Demonic


Carly Spenser (Carly Pope, "Elysium") tentatively answers the text of an old friend, Martin (Chris William Martin), only to learn some disturbing news about the person who haunts her dreams – her mother, Angela (Nathalie Boltt, "District 9").  Therapol, a medical research firm found Martin in an effort to contact Carly, who changed her last name after her mother went on two violent rampages that left over twenty people dead.  Now Angela lies in locked in syndrome and Doctor Michael Dolos (Michael J Rogers, "We're All Going to the World's Fair") wants to hook Carly up to electrodes that will allow her to enter her mother’s mind and communicate with her purportedly to ensure that she is alright, but what Carly finds is “Demonic.”


Laura's Review: D

It’s been six years since writer/director Neill Blomkamp ("District 9") inflicted “Chappie” upon us and it appears he is determined to drive nails into his own coffin.  Now he may be going down the Robert Zemeckis route with even less success than that filmmaker, building a film around a technology instead of fine tuning his storytelling.  The volumetric capture technology (260 cameras on a grid creating the equivalent of three dimensional video) he uses for Carly’s trips inside her mother’s mind isn’t even all that impressive, giving those scenes the unreal quality of a video game.  And no matter how preposterous Blomkamp’s easy-to-see-coming ‘twist,’ the film becomes so increasingly boring as it goes along, I literally was screaming ‘make this stop!’ at the screen for it’s entire last half hour.

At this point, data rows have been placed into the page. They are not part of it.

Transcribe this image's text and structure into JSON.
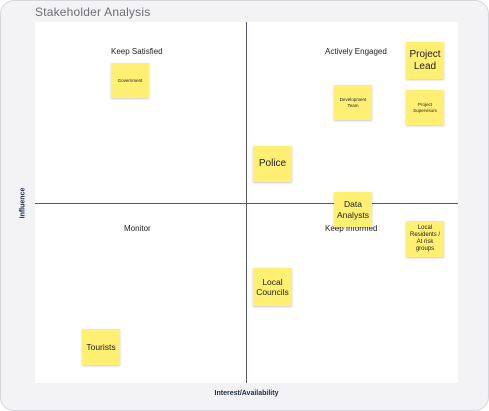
{
  "board": {
    "title": "Stakeholder Analysis"
  },
  "axes": {
    "x_label": "Interest/Availability",
    "y_label": "Influence"
  },
  "quadrants": {
    "keep_satisfied": "Keep Satisfied",
    "actively_engaged": "Actively Engaged",
    "monitor": "Monitor",
    "keep_informed": "Keep Informed"
  },
  "stickies": {
    "government": "Government",
    "project_lead": "Project Lead",
    "development_team": "Development Team",
    "project_supervisors": "Project Supervisors",
    "police": "Police",
    "data_analysts": "Data Analysts",
    "local_residents": "Local Residents / At risk groups",
    "local_councils": "Local Councils",
    "tourists": "Tourists"
  },
  "colors": {
    "sticky": "#ffef72",
    "axis": "#555a66",
    "board_background": "#f3f3f5"
  }
}
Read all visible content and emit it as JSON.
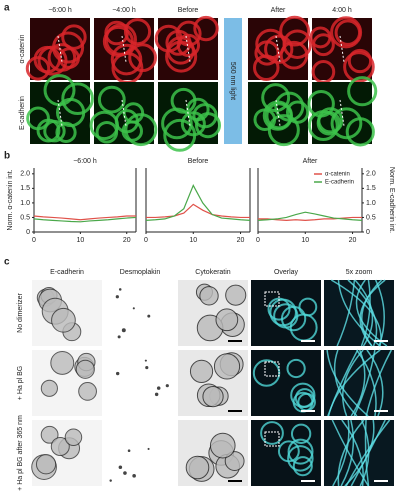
{
  "panel_a": {
    "label": "a",
    "time_labels": [
      "−6:00 h",
      "−4:00 h",
      "Before",
      "After",
      "4:00 h"
    ],
    "row_labels": [
      "α-catenin",
      "E-cadherin"
    ],
    "light_label": "560 nm light"
  },
  "panel_b": {
    "label": "b"
  },
  "chart_data": [
    {
      "type": "line",
      "title": "−6:00 h",
      "ylabel": "Norm. α-catenin int.",
      "x": [
        0,
        2,
        4,
        6,
        8,
        10,
        12,
        14,
        16,
        18,
        20,
        22
      ],
      "xlim": [
        0,
        22
      ],
      "xticks": [
        0,
        10,
        20
      ],
      "ylim": [
        0,
        2.2
      ],
      "yticks": [
        0,
        0.5,
        {
          "value": 1,
          "label": "1.0"
        },
        1.5,
        {
          "value": 2,
          "label": "2.0"
        }
      ],
      "series": [
        {
          "name": "α-catenin",
          "color": "#e0524a",
          "values": [
            0.55,
            0.52,
            0.5,
            0.48,
            0.45,
            0.42,
            0.45,
            0.48,
            0.5,
            0.52,
            0.55,
            0.55
          ]
        },
        {
          "name": "E-cadherin",
          "color": "#4aa84a",
          "values": [
            0.45,
            0.42,
            0.4,
            0.38,
            0.36,
            0.35,
            0.38,
            0.4,
            0.42,
            0.45,
            0.48,
            0.5
          ]
        }
      ]
    },
    {
      "type": "line",
      "title": "Before",
      "x": [
        0,
        2,
        4,
        6,
        8,
        10,
        12,
        14,
        16,
        18,
        20,
        22
      ],
      "xlim": [
        0,
        22
      ],
      "xticks": [
        0,
        10,
        20
      ],
      "ylim": [
        0,
        2.2
      ],
      "series": [
        {
          "name": "α-catenin",
          "color": "#e0524a",
          "values": [
            0.5,
            0.5,
            0.52,
            0.55,
            0.65,
            0.95,
            0.75,
            0.6,
            0.55,
            0.52,
            0.5,
            0.5
          ]
        },
        {
          "name": "E-cadherin",
          "color": "#4aa84a",
          "values": [
            0.4,
            0.42,
            0.45,
            0.55,
            0.8,
            1.6,
            1.0,
            0.6,
            0.48,
            0.45,
            0.42,
            0.4
          ]
        }
      ]
    },
    {
      "type": "line",
      "title": "After",
      "y2label": "Norm. E-cadherin int.",
      "legend": "upper right",
      "x": [
        0,
        2,
        4,
        6,
        8,
        10,
        12,
        14,
        16,
        18,
        20,
        22
      ],
      "xlim": [
        0,
        22
      ],
      "xticks": [
        0,
        10,
        20
      ],
      "ylim": [
        0,
        2.2
      ],
      "y2lim": [
        0,
        2.2
      ],
      "y2ticks": [
        0,
        0.5,
        {
          "value": 1,
          "label": "1.0"
        },
        1.5,
        {
          "value": 2,
          "label": "2.0"
        }
      ],
      "series": [
        {
          "name": "α-catenin",
          "color": "#e0524a",
          "values": [
            0.45,
            0.45,
            0.42,
            0.4,
            0.42,
            0.4,
            0.42,
            0.45,
            0.45,
            0.48,
            0.5,
            0.5
          ]
        },
        {
          "name": "E-cadherin",
          "color": "#4aa84a",
          "axis": "y2",
          "values": [
            0.4,
            0.42,
            0.45,
            0.5,
            0.6,
            0.68,
            0.62,
            0.55,
            0.48,
            0.45,
            0.42,
            0.4
          ]
        }
      ]
    }
  ],
  "panel_c": {
    "label": "c",
    "columns": [
      "E-cadherin",
      "Desmoplakin",
      "Cytokeratin",
      "Overlay",
      "5x zoom"
    ],
    "rows": [
      "No dimerizer",
      "+ Ha pl BG",
      "+ Ha pl BG after 365 nm"
    ]
  }
}
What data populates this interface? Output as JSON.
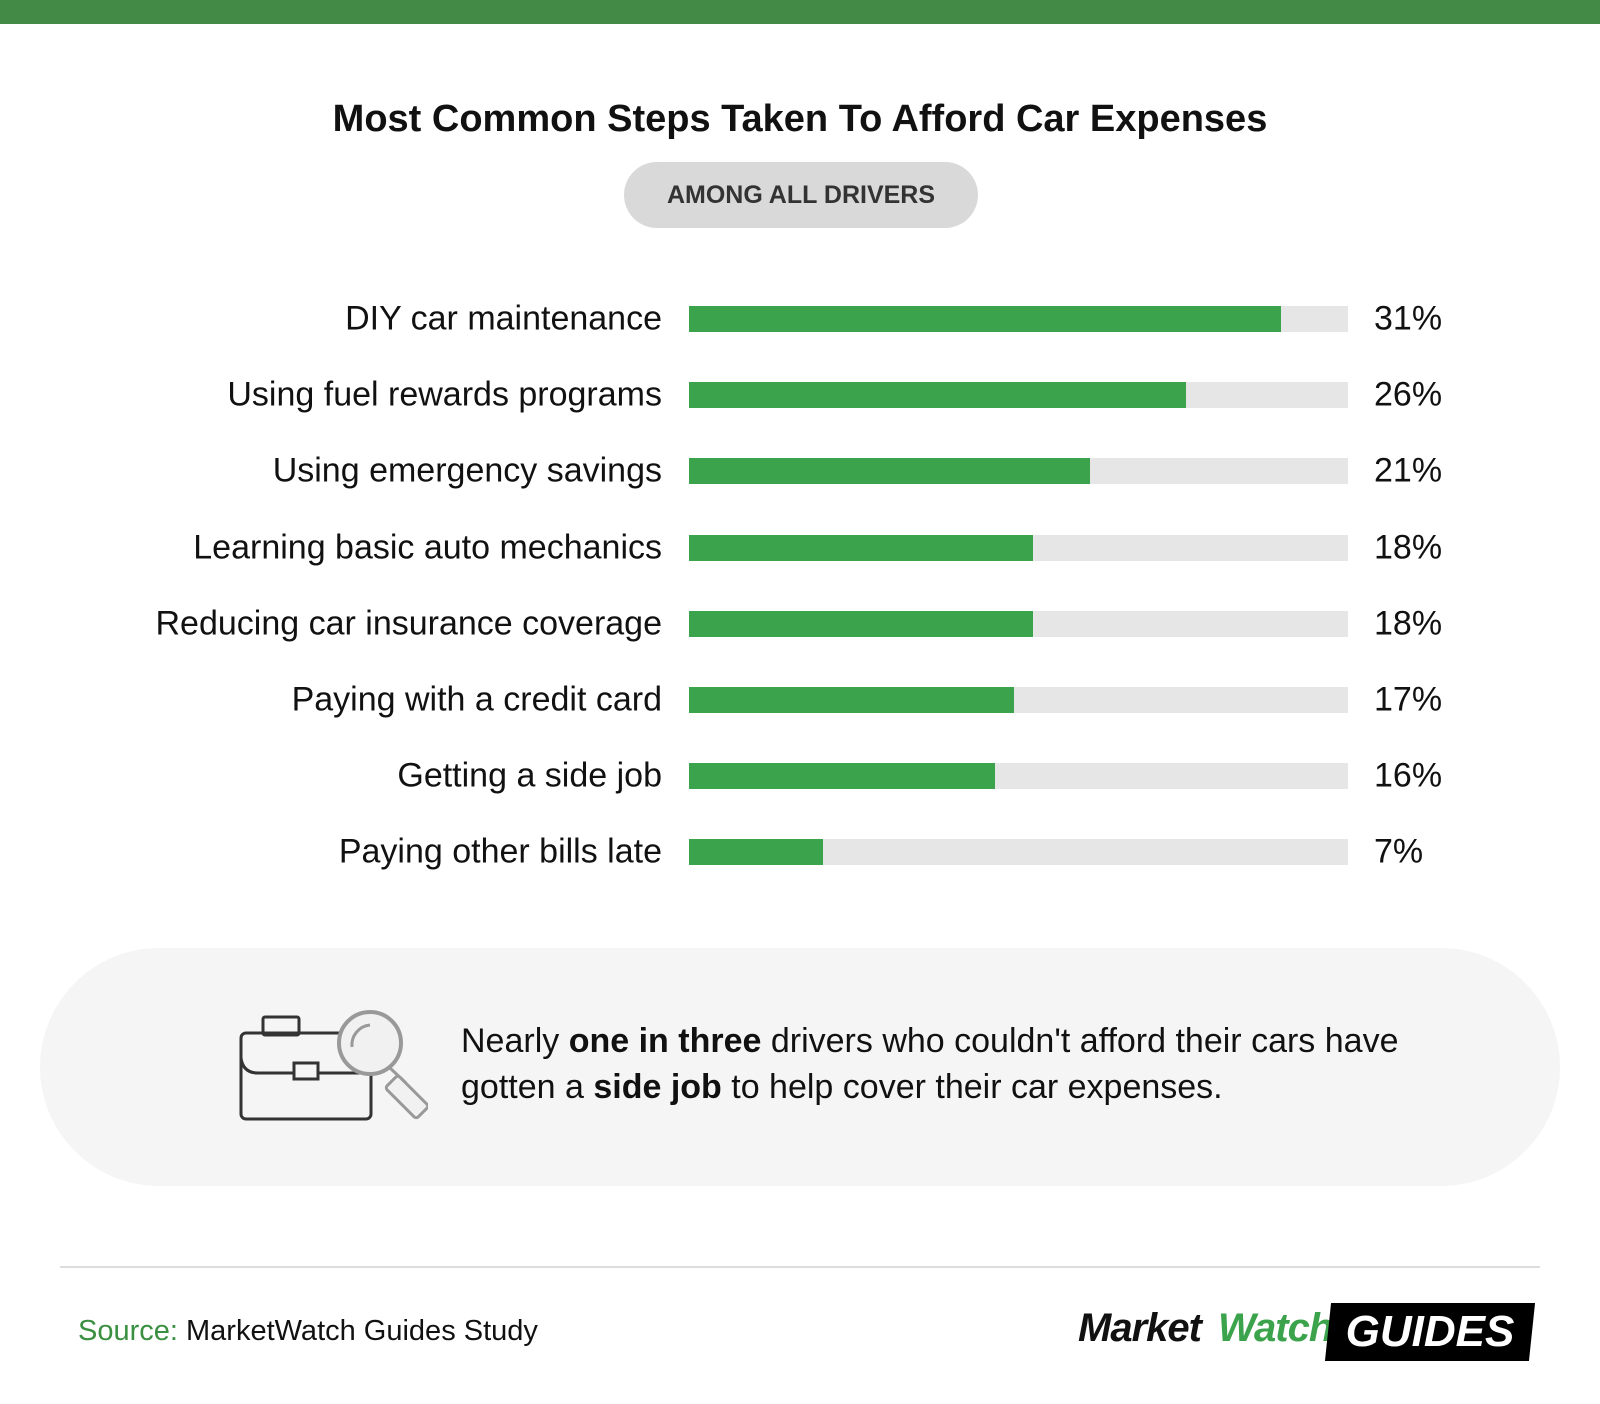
{
  "title": "Most Common Steps Taken To Afford Car Expenses",
  "subtitle": "AMONG ALL DRIVERS",
  "chart_data": {
    "type": "bar",
    "orientation": "horizontal",
    "title": "Most Common Steps Taken To Afford Car Expenses",
    "subtitle": "AMONG ALL DRIVERS",
    "categories": [
      "DIY car maintenance",
      "Using fuel rewards programs",
      "Using emergency savings",
      "Learning basic auto mechanics",
      "Reducing car insurance coverage",
      "Paying with a credit card",
      "Getting a side job",
      "Paying other bills late"
    ],
    "values": [
      31,
      26,
      21,
      18,
      18,
      17,
      16,
      7
    ],
    "value_labels": [
      "31%",
      "26%",
      "21%",
      "18%",
      "18%",
      "17%",
      "16%",
      "7%"
    ],
    "unit": "%",
    "xlim": [
      0,
      34.5
    ],
    "grid": false,
    "colors": {
      "bar": "#3ba34b",
      "track": "#e6e6e6"
    }
  },
  "callout": {
    "icon": "briefcase-magnifier-icon",
    "text_1": "Nearly ",
    "bold_1": "one in three",
    "text_2": " drivers who couldn't afford their cars have gotten a ",
    "bold_2": "side job",
    "text_3": " to help cover their car expenses."
  },
  "footer": {
    "source_label": "Source:",
    "source_text": " MarketWatch Guides Study",
    "logo": {
      "part1": "Market",
      "part2": "Watch",
      "part3": "GUIDES"
    }
  },
  "colors": {
    "accent": "#428a45",
    "brand_green": "#3ba34b"
  }
}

So, after avoiding her mother for years, Carly dons her white cloth cap and goes under, walks into mom’s brain and finds Angela, the ‘self harming’ scars the doc told her about looking more like deeply carved skin adornment, and proceeds to tell the woman how much she hates her while it is very clear Angela is trying to protect her by warning her to get out.  She reports back to Doros and neuroscientist Daniel (Terry Chen) that the environment was her childhood home, but it was ‘off,’ presumably because mom’s memory was faulty.  But despite the fact that Carly’s been having terrible dreams (one at a remote institutional building where she encounters mom opens the film) and proceeds to have a nightmare featuring a gruesome animal totem, she’s convinced to go under again.  Meanwhile, Martin and Carly’s friend Sam (Kandyse McClure) has gone missing and he’s discovered something really strange about just who owns Therapol – and other companies like it.

Despite this conspiratorial twist which sets the film on its titular ground, Blomkamp fails to conjure chills, scares or any kind of tension.  The movie is like a far less successful retread of “Come True” from earlier this year and merely keeps repeating dreams and its literal mind games ad infinitum to diminishing returns, the film’s villain easy to identify from the get go.  Pope can’t summon any sympathy for a woman who misses every signal the audience easily picks up on, let alone never questions what caused her mother’s psychotic break in the first place, a problem handed to her by the film’s author.  The only thing demonic about “Demonic” is that apparently Blomkamp’s name can still secure distribution for self indulgent ramblings.



Robin's Review: D


IFC Midnight releases "Demonic" in theaters and everywhere you rent movies on 8/20/21.